Adventitial Cystic Disease (ACD) is a rare disease.In 1947, Atkins et al. first described a case of adventitial cyst involving the right external iliac artery. To date, there have been about 600 reports covering about 800 patients, with over 80% of lesions involving the popliteal artery. At the recent 50th International Vascular and Endoluminal Vascular Congress (VEITH 2023), Prof. Irwin V Mohan from the University of Sydney, Australia, shared the management of popliteal artery epiphyseal cyst disease.
ACD pathogenesis
Trauma theory: chronic degenerative lesions caused by repetitive trauma.
Ganglion theory: synovial cyst enlarges and spreads along vascular branches, eventually entering the periphery of neighboring great vessels.
Systemic disease theory: degeneration of the tunica albuginea and cyst formation are part of systemic connective tissue diseases.
Developmental theory: During the embryonic period, mucin-secreting mesenchymal stromal cells from nearby joints are located in the vascular epithelium, and the secretion of mucin leads to the formation of cysts.

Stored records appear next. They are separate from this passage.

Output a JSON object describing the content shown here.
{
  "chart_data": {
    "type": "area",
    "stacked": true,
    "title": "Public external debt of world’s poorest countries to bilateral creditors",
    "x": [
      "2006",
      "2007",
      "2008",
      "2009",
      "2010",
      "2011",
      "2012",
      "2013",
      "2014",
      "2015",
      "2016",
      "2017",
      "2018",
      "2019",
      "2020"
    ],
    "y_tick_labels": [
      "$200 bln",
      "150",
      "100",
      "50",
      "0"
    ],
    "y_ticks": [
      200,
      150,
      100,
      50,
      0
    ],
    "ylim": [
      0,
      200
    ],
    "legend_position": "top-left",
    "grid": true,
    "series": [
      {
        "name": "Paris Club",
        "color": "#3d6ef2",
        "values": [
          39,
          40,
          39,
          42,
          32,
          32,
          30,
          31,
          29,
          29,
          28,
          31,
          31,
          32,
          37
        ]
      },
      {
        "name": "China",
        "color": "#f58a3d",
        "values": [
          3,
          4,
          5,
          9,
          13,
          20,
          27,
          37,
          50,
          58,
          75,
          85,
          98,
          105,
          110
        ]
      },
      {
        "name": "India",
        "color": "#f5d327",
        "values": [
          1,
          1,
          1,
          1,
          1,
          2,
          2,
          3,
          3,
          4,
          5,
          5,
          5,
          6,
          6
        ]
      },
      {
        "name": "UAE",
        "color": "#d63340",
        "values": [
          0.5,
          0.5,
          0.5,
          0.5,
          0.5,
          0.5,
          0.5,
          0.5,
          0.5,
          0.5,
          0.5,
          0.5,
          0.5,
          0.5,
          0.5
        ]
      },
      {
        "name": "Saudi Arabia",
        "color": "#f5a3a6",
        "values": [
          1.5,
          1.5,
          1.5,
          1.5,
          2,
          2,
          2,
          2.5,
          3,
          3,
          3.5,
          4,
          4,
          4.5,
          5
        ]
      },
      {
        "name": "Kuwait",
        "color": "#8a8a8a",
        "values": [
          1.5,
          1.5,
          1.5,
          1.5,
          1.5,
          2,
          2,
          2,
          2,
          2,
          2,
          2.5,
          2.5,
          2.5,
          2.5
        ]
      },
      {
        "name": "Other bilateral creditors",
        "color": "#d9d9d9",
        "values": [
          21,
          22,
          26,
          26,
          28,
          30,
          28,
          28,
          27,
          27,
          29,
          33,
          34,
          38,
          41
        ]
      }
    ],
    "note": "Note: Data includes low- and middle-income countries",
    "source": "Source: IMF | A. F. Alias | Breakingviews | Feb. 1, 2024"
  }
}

The typical symptom in cases of ACD involving the popliteal artery is claudication, which usually occurs briefly or suddenly or after a single episode of exertion. In contrast to claudication due to ischemia of the lower extremities caused by atherosclerosis, this symptom may disappear completely for a period of time, but it will soon reappear or deteriorate rapidly; and it takes longer to recover from the pain of this symptom. It may also manifest as below-knee pain due to pressure. Venous ACD lesions can lead to swelling of the limb (due to partial/complete occlusion). When veins are completely occluded, patients may develop deep vein thrombosis (Figure 2). Clinically, ACD is difficult to diagnose and needs to be differentiated from popliteal vascular entrapment syndrome, popliteal cysts, entrapment aneurysms, and popliteal artery embolism, taking into account the age of the patient, the location of the lesion, and the medical history. Venous ACD, on the other hand, is easily diagnosed as deep vein thrombosis because patients usually present with leg swelling.
ACD imaging
1. Ultrasound
CAD is seen in the wall of the diseased vessel as a pike-shaped or elongated cystic echogenic area with homogeneous and consistent signal, traveling along the wall of the vessel and presenting as a simple fluid-like pattern, which is often misdiagnosed as an aneurysm.
2. IVUS examination
3. CTA examination
4. MRI/MRA examination
Management of ACD
Surgical treatment of ACD includes percutaneous aspiration, endoluminal intervention, and surgical resection + reconstructive surgery. Percutaneous aspiration may fail due to incomplete aspiration and has a high recurrence rate. In contrast, endoluminal intervention is performed by stenting to overcome cyst compression and maintain arterial lumen. However, this procedure lacks long-term data on transcatheter stenting in young patients. In addition, studies have shown that percutaneous intervention (aspiration or angioplasty) is a risk factor for cyst recurrence (P < 0.001). Currently, open cystectomy + arterial reconstruction is the optimal surgical management of ACD.